Alibaba Group is postponing the start of investor meetings for its initial public offering by about a week to answer questions posed by the US Securities and Exchange Commission, according to a person with knowledge of the matter.
The e-commerce giant, which was weighing a plan to market its IPO early this week, now expects the meetings to begin in the week of September 8, with tentative pricing on September 18 and trading to start the following day, said the person, who asked not to be identified.
Alibaba, based in Hangzhou , Zhejiang province, has been in discussions with the SEC as it seeks regulatory approval of its prospectus. The company had held off rushing the deal after originally targeting an early-August trading debut.
"There shouldn't be any obstacles for proceeding with the IPO," said Li Muzhi, a Hong Kong-based analyst at Arete Research Service. "This just gives them a bit more time."
Florence Shih, a spokeswoman for Alibaba in Hong Kong, declined to comment.
The investor meetings, known as a roadshow, will give Alibaba, founded by billionaire Jack Ma Yun, the opportunity to answer questions from the world's biggest fund managers and build demand for its shares.
With Alibaba and selling shareholders expected to raise as much as US$20 billion, the IPO has the potential to be the largest offering in US history.
At US$20 billion, Alibaba's sale would edge past Visa's US$19.65 billion IPO in 2008 as the biggest in US history, data compiled by Bloomberg show.
The e-commerce operator, which plans to sell shares on the New York Stock Exchange, may set its IPO value at US$154 billion, or 22 per cent below analyst valuations, in a move that could avoid repeating Facebook's listing flop, according to the average estimate in a Bloomberg survey of five analysts last month.
The poll respondents give Alibaba an average post-listing valuation of US$198 billion.
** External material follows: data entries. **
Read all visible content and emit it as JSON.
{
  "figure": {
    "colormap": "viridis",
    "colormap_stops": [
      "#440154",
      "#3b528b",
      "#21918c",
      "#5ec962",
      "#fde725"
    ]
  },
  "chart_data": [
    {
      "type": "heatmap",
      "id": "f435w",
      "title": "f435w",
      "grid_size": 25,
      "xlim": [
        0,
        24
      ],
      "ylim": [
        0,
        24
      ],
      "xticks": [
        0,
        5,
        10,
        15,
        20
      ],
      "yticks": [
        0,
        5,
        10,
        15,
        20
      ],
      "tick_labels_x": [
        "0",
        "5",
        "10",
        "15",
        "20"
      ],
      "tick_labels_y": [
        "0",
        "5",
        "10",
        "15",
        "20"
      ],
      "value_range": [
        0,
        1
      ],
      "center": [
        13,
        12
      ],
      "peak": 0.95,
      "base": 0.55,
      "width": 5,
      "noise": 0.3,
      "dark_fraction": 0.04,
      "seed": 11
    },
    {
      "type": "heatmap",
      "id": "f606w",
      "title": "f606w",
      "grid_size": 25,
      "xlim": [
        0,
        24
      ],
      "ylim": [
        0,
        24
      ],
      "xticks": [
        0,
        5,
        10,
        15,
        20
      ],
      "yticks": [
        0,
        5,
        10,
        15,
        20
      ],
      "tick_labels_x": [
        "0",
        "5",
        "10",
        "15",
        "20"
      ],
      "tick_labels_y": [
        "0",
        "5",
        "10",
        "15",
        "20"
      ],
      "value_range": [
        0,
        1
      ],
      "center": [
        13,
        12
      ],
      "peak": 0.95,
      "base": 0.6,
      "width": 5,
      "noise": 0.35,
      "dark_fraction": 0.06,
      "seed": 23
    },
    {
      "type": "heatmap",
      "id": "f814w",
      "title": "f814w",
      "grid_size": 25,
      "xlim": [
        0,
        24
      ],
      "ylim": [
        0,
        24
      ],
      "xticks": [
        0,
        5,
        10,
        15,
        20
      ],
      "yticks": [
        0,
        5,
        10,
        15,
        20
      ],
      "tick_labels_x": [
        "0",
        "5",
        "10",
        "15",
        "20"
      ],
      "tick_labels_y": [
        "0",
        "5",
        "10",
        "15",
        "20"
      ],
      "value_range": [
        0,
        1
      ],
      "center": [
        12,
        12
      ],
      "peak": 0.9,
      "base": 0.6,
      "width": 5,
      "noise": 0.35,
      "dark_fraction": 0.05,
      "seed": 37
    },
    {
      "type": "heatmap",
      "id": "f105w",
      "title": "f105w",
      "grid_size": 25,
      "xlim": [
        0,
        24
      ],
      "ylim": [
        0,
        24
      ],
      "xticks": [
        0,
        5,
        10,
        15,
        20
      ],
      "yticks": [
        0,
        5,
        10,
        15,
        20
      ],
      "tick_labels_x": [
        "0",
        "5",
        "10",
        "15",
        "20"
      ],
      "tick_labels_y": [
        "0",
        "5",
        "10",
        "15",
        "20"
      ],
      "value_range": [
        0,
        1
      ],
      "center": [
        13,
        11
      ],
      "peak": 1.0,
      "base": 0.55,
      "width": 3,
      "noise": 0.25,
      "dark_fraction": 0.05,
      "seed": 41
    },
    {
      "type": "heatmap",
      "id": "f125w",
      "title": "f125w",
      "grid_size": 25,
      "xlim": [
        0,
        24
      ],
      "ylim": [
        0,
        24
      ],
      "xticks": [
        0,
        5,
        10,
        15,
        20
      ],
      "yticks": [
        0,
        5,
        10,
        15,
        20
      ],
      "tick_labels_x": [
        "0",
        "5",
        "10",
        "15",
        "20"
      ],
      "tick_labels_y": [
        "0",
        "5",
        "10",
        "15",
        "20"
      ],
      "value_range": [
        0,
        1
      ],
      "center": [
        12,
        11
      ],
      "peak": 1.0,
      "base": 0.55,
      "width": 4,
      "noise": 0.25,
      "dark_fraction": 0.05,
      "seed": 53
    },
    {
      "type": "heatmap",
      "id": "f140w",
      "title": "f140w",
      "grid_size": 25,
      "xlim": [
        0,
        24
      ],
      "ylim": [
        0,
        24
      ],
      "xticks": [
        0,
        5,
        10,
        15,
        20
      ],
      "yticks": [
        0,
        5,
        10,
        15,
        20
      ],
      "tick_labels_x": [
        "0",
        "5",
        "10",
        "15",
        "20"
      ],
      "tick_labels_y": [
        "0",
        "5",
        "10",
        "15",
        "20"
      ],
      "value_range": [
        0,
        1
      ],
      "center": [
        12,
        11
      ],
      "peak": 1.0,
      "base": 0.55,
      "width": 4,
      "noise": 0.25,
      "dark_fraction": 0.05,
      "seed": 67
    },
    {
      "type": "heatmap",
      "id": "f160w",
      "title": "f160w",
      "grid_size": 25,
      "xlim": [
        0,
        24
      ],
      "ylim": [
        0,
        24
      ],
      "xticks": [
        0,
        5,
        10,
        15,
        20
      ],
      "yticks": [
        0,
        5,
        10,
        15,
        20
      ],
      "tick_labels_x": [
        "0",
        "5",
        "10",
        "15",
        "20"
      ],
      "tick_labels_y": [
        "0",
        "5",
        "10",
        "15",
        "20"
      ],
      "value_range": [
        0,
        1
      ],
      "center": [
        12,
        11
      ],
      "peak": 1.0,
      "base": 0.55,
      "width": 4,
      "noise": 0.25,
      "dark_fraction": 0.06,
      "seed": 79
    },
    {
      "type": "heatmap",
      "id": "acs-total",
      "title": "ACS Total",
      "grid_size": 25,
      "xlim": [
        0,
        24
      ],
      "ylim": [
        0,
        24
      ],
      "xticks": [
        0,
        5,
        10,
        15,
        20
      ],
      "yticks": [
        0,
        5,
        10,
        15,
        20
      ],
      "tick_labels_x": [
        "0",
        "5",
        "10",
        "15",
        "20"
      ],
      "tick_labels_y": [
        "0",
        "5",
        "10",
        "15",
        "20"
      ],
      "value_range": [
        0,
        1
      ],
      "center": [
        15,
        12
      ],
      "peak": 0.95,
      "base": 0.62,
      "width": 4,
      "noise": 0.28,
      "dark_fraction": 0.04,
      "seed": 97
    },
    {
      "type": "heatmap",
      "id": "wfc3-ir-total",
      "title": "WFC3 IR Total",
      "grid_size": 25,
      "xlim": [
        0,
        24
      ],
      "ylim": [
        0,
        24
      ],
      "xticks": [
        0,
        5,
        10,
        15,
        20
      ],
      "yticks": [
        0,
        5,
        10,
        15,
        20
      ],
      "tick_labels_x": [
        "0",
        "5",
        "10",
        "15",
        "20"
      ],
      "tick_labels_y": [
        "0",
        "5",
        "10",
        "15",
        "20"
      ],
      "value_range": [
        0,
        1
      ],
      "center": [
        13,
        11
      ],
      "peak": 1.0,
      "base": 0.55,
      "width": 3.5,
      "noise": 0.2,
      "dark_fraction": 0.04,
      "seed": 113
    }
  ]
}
Hong Kong missed out on the mega IPO last year, forcing it to look for a US listing. In October, Hong Kong Exchanges and Clearing refused to grant Alibaba an exemption allowing it to list with a structure that would give its founder and certain executives the right to nominate the majority of board members even though they would hold only minority stakes. The US allows such shareholding structures.